Another user, “u/MyWifesBoyfriendIsATool,” chimed in with: “NTA. Your house, your rules. The government can’t tell YOU what to do with YOUR legally purchased TNT. This is America. If you want to blow up a beaver dam, that’s between you and the Second Amendment.”
The situation has gotten so out of hand that the official Moscow, Idaho Twitter account has been forced to post a public service announcement that reads, in part: “Please do not attempt to purchase industrial explosives on Amazon. We understand the convenience, but please use a specialized vendor.

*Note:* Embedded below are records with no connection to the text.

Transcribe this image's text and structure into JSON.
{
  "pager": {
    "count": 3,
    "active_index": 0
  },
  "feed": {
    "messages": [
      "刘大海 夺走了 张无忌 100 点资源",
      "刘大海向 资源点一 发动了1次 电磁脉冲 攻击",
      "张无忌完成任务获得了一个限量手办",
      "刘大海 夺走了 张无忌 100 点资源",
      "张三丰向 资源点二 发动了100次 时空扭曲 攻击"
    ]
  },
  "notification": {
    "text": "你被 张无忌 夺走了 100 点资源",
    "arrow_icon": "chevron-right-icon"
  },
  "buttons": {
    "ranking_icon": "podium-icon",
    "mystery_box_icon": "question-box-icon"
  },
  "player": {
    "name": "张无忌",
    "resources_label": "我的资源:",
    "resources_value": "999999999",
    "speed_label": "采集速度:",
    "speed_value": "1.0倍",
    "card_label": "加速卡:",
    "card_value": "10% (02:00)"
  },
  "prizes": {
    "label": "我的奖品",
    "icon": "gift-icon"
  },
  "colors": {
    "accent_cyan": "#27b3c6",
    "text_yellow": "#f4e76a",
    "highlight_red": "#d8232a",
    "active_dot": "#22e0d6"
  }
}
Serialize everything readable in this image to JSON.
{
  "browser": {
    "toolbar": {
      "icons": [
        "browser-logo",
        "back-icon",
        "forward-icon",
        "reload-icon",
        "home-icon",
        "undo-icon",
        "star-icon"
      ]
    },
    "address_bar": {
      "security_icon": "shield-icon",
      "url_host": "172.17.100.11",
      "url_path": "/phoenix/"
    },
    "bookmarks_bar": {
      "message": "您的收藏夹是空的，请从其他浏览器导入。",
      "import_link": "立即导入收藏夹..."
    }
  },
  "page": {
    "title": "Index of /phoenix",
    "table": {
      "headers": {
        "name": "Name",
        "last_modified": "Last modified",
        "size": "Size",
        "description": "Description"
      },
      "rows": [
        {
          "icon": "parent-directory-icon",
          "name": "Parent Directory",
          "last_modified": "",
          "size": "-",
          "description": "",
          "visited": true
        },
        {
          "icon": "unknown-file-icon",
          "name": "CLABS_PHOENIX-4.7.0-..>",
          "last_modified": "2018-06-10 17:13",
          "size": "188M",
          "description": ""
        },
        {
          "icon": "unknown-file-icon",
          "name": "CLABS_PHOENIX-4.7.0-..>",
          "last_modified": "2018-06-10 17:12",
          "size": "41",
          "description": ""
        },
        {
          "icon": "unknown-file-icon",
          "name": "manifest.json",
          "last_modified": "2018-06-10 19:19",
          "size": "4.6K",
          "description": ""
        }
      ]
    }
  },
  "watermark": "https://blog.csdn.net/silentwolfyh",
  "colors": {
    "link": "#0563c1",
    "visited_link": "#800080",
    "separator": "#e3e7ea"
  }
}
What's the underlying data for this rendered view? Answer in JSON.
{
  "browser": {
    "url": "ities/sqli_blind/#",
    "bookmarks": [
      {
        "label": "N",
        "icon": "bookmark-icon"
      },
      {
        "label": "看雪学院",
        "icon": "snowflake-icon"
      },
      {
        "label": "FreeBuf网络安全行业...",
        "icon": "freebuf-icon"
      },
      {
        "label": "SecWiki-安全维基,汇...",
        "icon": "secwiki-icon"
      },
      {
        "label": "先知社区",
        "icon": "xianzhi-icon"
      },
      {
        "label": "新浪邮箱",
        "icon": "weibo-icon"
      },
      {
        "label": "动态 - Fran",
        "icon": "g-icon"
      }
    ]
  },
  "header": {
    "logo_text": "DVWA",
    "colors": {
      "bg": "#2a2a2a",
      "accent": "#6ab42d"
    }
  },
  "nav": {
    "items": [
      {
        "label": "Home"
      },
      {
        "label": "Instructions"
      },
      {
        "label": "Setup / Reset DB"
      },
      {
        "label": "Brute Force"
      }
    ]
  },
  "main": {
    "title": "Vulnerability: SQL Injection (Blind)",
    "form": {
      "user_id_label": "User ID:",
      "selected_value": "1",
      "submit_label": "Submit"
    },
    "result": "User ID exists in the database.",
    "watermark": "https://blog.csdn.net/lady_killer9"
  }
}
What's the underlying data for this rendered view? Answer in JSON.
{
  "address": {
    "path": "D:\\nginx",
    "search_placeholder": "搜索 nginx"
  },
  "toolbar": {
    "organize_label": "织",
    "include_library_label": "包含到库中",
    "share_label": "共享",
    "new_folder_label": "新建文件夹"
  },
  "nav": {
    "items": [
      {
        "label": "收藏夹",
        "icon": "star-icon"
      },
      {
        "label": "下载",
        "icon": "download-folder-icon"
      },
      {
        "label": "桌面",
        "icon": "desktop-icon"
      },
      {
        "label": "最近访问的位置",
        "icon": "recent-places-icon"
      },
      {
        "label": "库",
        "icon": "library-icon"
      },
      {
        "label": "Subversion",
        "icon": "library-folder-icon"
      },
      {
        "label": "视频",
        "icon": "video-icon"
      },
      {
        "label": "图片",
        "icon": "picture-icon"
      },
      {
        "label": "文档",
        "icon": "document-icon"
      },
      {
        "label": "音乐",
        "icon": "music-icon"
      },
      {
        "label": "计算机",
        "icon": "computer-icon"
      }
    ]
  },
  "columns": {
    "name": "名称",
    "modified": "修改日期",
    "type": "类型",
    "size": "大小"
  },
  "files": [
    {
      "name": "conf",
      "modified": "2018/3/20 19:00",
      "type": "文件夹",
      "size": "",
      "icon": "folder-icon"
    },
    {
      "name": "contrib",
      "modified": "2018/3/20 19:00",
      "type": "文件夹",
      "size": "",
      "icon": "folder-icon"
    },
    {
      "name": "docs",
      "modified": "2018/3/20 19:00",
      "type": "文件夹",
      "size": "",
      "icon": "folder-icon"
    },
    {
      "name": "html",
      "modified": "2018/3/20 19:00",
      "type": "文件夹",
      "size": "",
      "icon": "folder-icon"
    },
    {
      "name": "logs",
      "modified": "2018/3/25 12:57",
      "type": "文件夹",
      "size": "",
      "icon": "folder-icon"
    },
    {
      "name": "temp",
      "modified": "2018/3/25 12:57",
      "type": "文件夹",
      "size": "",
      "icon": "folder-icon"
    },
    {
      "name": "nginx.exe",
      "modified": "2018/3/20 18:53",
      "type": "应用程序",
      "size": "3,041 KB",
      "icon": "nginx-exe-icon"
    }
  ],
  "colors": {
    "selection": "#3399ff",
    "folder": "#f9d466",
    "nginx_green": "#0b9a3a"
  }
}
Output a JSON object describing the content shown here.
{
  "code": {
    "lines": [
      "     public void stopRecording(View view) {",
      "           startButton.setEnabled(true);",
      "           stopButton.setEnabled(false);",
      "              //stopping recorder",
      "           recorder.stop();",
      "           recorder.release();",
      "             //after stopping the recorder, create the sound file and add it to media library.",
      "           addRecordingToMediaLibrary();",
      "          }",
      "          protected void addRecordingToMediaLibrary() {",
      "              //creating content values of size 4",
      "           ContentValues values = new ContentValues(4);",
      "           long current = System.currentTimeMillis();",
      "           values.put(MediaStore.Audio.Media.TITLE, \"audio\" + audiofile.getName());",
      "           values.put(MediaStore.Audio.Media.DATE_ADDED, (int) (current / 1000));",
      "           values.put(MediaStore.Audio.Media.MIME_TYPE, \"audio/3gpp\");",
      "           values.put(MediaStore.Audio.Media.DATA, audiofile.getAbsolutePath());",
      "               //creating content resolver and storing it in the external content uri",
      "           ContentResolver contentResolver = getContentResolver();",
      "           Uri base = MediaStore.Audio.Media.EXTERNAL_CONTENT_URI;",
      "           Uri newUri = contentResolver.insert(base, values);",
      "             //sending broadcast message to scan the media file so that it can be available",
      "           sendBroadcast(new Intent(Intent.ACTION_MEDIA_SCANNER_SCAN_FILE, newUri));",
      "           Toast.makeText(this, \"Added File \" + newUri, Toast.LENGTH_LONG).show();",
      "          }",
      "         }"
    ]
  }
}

Also, please stop calling the police non-emergency line to ask if you can ‘watch the blast from a safe distance.’ The answer is no.”
As of press time, Henderson is facing a single charge of “unlawful possession of a destructive device,” but his lawyer, who is also his cousin and a part-time YouTube streamer, is confident they can get it reduced to a “clerical error” or at least a “misdemeanor oopsie.”
Final Thoughts
After decades of watching Moscow posture as a challenger to the West, the city feels less like the capital of a rising alternative power and more like a gilded fortress, insulated by sanctions and propaganda while its restless populace navigates a reality where luxury boutiques and military recruitment offices share the same streets. The Kremlin’s dream of a grand Eurasian pivot remains a work in progress, often undermined by a stubborn reliance on energy exports and a bureaucratic culture that stifles the very innovation it claims to champion. Ultimately, Moscow’s future hinges on a fundamental choice: whether it can evolve beyond its imperial reflexes to build a modern, diversified economy, or whether it will remain a magnificent, isolated stage for a drama that increasingly feels like a repeat performance.